Why would Microsoft owned robots, like Yahoo, need to index every image, every sound file, every software file, etc.?  There can be only one reason for this, prior search, with all of its implications.  How can anyone even argue that indexing of a site, which is Copyright Protected from inception, is justifiable?

It seems to me, as a site and copyright owner, that indexing, searching, and these proposed files are the distraction from the real issue, Copyright Infringement.

How about a protocol that tells the bots the site is copyrighted and indexing may be done only with the express written permission of the site owner, that is, the Copyright Owner?

When a robot breaks the law, the robots owner is thereby responsible.

The issue is not going away simply because someone says there are not four parts, or reasons, or that robots are not bad, or that Mr. Winer's proposals seem valid, it is, however, now going to lead to more serious issues which "Will" govern Mr.
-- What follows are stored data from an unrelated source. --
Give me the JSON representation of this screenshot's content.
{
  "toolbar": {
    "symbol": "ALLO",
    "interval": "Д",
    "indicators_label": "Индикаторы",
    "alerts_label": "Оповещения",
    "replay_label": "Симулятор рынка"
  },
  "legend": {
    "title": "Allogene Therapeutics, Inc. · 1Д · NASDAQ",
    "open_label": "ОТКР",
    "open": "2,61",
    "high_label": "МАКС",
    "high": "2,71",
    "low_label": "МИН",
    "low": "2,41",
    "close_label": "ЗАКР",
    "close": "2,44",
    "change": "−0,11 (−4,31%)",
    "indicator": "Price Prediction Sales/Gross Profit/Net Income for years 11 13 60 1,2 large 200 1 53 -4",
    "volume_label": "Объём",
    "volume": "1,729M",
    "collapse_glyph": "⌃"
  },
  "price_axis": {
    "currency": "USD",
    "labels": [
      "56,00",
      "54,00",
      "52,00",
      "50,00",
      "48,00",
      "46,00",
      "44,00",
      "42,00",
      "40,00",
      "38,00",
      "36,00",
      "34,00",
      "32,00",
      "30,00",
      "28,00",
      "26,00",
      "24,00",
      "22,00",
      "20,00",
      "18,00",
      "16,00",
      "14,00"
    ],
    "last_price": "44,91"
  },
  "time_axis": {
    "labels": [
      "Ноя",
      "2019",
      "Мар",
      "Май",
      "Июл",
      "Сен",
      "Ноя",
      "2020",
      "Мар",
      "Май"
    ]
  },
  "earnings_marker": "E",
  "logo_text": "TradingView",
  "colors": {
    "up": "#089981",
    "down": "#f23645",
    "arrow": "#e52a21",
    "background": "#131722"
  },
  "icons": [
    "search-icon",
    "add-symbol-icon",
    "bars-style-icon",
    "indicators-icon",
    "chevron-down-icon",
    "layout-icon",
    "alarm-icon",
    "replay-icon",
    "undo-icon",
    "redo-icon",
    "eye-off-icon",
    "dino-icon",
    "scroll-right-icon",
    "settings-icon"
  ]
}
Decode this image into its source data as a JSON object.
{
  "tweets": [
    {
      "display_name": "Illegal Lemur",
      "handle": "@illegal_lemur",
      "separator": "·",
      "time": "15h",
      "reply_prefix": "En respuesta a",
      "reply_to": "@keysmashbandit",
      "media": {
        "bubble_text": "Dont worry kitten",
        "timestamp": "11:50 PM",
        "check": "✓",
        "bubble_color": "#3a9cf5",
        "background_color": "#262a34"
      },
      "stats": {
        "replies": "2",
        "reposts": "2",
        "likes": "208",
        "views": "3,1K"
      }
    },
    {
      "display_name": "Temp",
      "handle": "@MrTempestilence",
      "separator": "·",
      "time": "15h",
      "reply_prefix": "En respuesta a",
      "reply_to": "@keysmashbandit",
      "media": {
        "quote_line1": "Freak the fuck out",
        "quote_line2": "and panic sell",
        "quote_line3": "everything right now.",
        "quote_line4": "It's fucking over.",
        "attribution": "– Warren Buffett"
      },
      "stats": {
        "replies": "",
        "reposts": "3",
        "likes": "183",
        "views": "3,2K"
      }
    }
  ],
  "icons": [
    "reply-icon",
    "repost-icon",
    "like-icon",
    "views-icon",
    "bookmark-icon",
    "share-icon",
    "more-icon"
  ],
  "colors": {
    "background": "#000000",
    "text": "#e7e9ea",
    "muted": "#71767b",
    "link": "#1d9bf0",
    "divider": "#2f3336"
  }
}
Winer's proposals, valid arguments including Copyright Law.

The first wrong assumption is that indexing of content is not subject to Copyright Law.

And that, is definitely wrong.

Before someone comes strolling in from the Internet to my business, I do have a right to ask what they're intentions are: to steal or harvest from my business, or are they going to be a legal customer, advertisers, and so on.

And then I, not the Internet stroller, sets the rules for behavior at my place of business.

Search Engines banging away at my site content is no different from someone playing with the locks on the door to see if they can "break in."  And the static URL or URI is nothing more than a deceptive type of master key.

And the numerous bots do steal bandwidth, without asking permission. That is quite ignorant of them.  They purport to take information to be used for the benefit of the site, and then post 20 other paid advertising sites first.  In other words, the major search engines lie.

Which negates the whole validity of both the robots.txt and the idea of static things to begin with.

It used to be that search engines and spiders indexed meaningful intelligent information.  Useful for finding something relevant.  This is no longer true.  A simple search for a definition, or a thesis statement, will nearly always result in unrelated garbage.  Search enginers also do not understand grammar, and that I suspect is done on purpose.  To promote the paid advertisers first.  However, this was not, and is not, the purpose of spiders and search engines, it is the purpose of those who do not belong in control of content indexing.

Perhaps now we need laws governing spiders, search engines, and the like, to protect ourselves from robots that are becoming as bad as spam email.

It were better if Tim Berners-Lee would propose a protocol for a Do Not Call Back switch for unwanted intruders.